By the story’s end, the narrator fully identifies as the woman who was trapped behind the wallpaper. The line between her and the figure she imagined has dissolved completely. Her statement that she has “got out at last” suggests she believes she has escaped from inside the wall itself, not merely from the room. She has achieved a kind of freedom, but only through a total break from reality.

The mention of “Jane” in her final speech is one of the story’s most debated details. Many readers interpret Jane as the narrator’s own name, one she has never used in the story until this moment. If so, her words carry a strange double meaning: she has escaped both from the wallpaper and from herself, from the compliant wife who followed John’s orders. The woman creeping around the room is someone new.

Why Gilman Wrote It

Charlotte Perkins Gilman based the story on her own experience. After the birth of her daughter, she was treated for depression by a prominent physician who prescribed the rest cure: no work, no writing, no intellectual stimulation of any kind. She later wrote that this treatment nearly drove her to complete mental collapse. She recovered only after abandoning the prescribed rest and returning to her work.

Gilman wrote “The Yellow Wallpaper” in 1892 as a fictionalized, intensified version of that experience. She was explicit about her purpose. She sent a copy to the physician who had treated her, and later learned that he had changed how he treated patients with similar conditions after reading it. “It was not intended to drive people crazy,” Gilman wrote, “but to save people from being driven crazy, and it worked.”

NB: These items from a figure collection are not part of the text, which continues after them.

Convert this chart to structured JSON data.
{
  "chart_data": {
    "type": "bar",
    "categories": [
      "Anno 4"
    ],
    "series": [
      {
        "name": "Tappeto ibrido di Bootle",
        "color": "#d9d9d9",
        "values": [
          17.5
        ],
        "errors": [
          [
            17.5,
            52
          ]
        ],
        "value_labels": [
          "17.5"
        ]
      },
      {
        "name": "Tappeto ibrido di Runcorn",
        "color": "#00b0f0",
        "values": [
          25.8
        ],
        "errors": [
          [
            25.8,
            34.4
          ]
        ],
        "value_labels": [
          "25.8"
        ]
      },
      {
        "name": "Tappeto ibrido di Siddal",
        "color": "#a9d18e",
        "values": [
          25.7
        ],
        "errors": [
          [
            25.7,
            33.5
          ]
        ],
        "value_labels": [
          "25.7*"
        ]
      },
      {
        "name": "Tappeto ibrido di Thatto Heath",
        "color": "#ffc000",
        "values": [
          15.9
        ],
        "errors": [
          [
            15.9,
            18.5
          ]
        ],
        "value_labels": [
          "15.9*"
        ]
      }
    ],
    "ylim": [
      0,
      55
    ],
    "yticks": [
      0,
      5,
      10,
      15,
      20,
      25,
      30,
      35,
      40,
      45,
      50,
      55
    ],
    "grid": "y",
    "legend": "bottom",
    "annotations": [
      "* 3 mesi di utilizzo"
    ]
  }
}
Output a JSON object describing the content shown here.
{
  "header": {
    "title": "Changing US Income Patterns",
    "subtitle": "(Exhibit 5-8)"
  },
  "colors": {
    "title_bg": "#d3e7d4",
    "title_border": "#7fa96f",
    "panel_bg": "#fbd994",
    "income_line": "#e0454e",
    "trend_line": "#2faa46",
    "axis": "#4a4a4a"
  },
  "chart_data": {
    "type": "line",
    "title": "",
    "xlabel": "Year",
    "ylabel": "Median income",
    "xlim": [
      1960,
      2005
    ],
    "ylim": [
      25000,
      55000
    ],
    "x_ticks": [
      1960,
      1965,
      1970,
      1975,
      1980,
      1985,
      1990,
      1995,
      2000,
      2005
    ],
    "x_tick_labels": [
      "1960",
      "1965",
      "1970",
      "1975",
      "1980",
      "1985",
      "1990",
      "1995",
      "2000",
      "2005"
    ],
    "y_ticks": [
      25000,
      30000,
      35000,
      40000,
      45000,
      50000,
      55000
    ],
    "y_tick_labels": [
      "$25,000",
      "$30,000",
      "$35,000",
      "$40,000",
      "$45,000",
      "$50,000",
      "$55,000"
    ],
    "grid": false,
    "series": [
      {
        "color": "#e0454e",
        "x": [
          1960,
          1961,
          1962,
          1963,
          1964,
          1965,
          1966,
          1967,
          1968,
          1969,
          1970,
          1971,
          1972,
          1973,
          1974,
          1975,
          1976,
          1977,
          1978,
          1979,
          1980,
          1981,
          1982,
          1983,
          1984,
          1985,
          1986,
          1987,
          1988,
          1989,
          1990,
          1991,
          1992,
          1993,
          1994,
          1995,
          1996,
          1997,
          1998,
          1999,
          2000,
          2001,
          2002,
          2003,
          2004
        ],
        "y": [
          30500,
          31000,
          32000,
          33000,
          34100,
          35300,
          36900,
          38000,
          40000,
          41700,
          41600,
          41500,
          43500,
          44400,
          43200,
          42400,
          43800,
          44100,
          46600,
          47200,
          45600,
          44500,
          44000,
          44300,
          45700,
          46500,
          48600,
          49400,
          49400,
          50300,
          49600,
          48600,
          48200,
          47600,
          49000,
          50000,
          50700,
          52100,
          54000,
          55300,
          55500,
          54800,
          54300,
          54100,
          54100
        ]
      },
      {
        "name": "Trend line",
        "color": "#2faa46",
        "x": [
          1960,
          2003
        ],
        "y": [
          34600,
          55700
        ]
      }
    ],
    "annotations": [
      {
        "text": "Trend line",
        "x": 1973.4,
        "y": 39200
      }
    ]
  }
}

The story operates on two levels simultaneously. As a narrative, it tracks a woman’s psychological disintegration in precise, unsettling detail. As an argument, it shows how a medical system that silenced women, dismissed their inner lives, and stripped away every form of self-expression could produce exactly the madness it claimed to prevent. The rest cure did not heal the narrator. It gave her illness the only outlet it had left: the wallpaper.